山上的廟宇修得精巧,是溫嶺常每年固定撥些修繕經費的緣故,承恩寺的師父都是潛心修行之人,終日守着信仰,就算有了溫家的投資,也都用在了廟中諸事上,過的日子也沒與其他修習之人有所不同。
承恩寺香火旺盛,因為是出了名的靈驗,元旦又是個很好的日子,有不少人選擇在這天來祈福和許願。

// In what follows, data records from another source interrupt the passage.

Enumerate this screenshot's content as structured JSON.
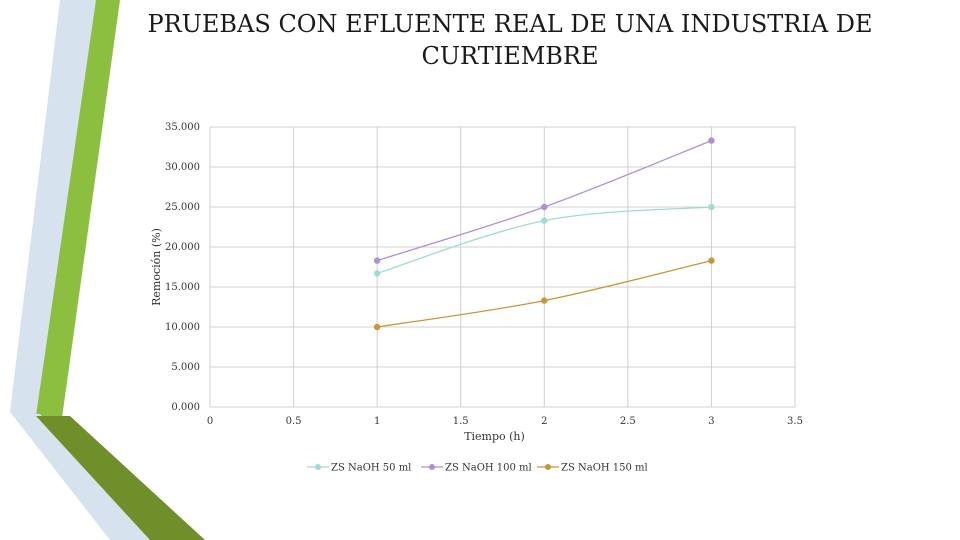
{
  "slide": {
    "title_line1": "PRUEBAS CON EFLUENTE REAL DE UNA INDUSTRIA DE",
    "title_line2": "CURTIEMBRE",
    "accent_colors": {
      "green": "#8cbf3f",
      "dark_green": "#6e8f2a",
      "light_blue": "#d6e2ee"
    }
  },
  "chart_data": {
    "type": "line",
    "xlabel": "Tiempo (h)",
    "ylabel": "Remoción (%)",
    "xlim": [
      0,
      3.5
    ],
    "ylim": [
      0,
      35
    ],
    "x_ticks": [
      "0",
      "0.5",
      "1",
      "1.5",
      "2",
      "2.5",
      "3",
      "3.5"
    ],
    "y_ticks": [
      "0.000",
      "5.000",
      "10.000",
      "15.000",
      "20.000",
      "25.000",
      "30.000",
      "35.000"
    ],
    "grid": true,
    "legend_position": "bottom",
    "series": [
      {
        "name": "ZS NaOH 50 ml",
        "color": "#9fdcd0",
        "x": [
          1,
          2,
          3
        ],
        "y": [
          16.7,
          23.3,
          25.0
        ]
      },
      {
        "name": "ZS NaOH 100 ml",
        "color": "#b08fd4",
        "x": [
          1,
          2,
          3
        ],
        "y": [
          18.3,
          25.0,
          33.3
        ]
      },
      {
        "name": "ZS NaOH 150 ml",
        "color": "#c8963a",
        "x": [
          1,
          2,
          3
        ],
        "y": [
          10.0,
          13.3,
          18.3
        ]
      }
    ]
  }
}
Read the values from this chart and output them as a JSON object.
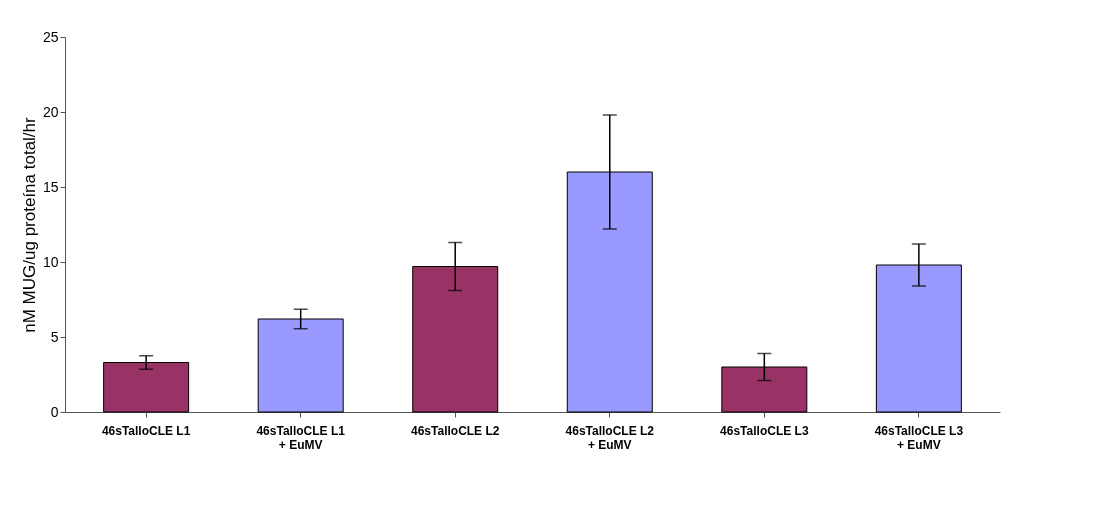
{
  "chart_data": {
    "type": "bar",
    "ylabel": "nM MUG/ug proteína total/hr",
    "categories": [
      "46sTalloCLE L1",
      "46sTalloCLE L1 + EuMV",
      "46sTalloCLE L2",
      "46sTalloCLE L2 + EuMV",
      "46sTalloCLE L3",
      "46sTalloCLE L3 + EuMV"
    ],
    "values": [
      3.3,
      6.2,
      9.7,
      16.0,
      3.0,
      9.8
    ],
    "errors": [
      0.45,
      0.65,
      1.6,
      3.8,
      0.9,
      1.4
    ],
    "colors": [
      "#993366",
      "#9999ff",
      "#993366",
      "#9999ff",
      "#993366",
      "#9999ff"
    ],
    "ylim": [
      0,
      25
    ],
    "yticks": [
      0,
      5,
      10,
      15,
      20,
      25
    ],
    "grid": false
  }
}
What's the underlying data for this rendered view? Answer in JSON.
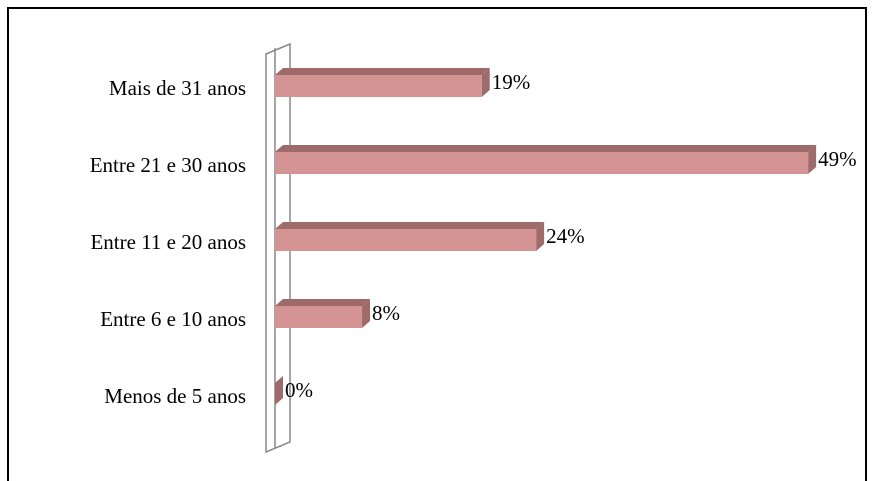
{
  "chart_data": {
    "type": "bar",
    "orientation": "horizontal",
    "categories": [
      "Mais de 31 anos",
      "Entre 21 e 30 anos",
      "Entre 11 e 20 anos",
      "Entre 6 e 10 anos",
      "Menos de 5 anos"
    ],
    "values": [
      19,
      49,
      24,
      8,
      0
    ],
    "value_labels": [
      "19%",
      "49%",
      "24%",
      "8%",
      "0%"
    ],
    "color": "#d49494"
  }
}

因而在這樣的香火飄渺和人聲的溫暖滋養下,廟宇新刷的牆火紅,沈榆覺得熱鬧的同時,又看了眼身側幫他拿着衣服的溫遇旬,感到溫暖和幸福。
主殿供奉的是釋迦牟尼坐像,最前兩座偏殿左右分別是正觀音和普賢菩薩,沈榆和溫遇旬陪着長輩拜完了一圈,溫嶺常就沒要所有人都呆在一起,意思是想去哪兒轉轉都可以。
這時,有道蒼勁的聲音叫住了溫嶺常:“溫老哥!”
溫嶺常轉過頭去,岑漫搖要沈榆和溫玉菡一起去一去文殊殿,溫遇旬自然給他們作陪,還沒走開,也跟着看過去。
“好久不見了啊,前段時間找你喝酒也不來,這麽忙?”
溫嶺常也有些意外,沒想到在這裏碰到上個項目的合作夥伴,但看他走來的方向約摸是求財的伽藍殿,便也理解了,兩人的手交握了下,說:“年底了是要忙一些的,盛總。”
盛洺銳年近六十,頭發還是烏黑,臉上有少量皺紋,看着如春風一般氣盛。
他身後跟着他的妻兒,其中一位年輕的姑娘看到溫遇旬,勾了勾嘴角再點點頭,算是打招呼。
溫遇旬沒什麽表情,但礙于禮貌,還是走過去,站在溫嶺常身邊。
盛洺銳的太太看起來真正地在為這場偶遇開心,笑着誇溫遇旬,就半年不見而已,怎麽看着氣質更好、臉更英俊了。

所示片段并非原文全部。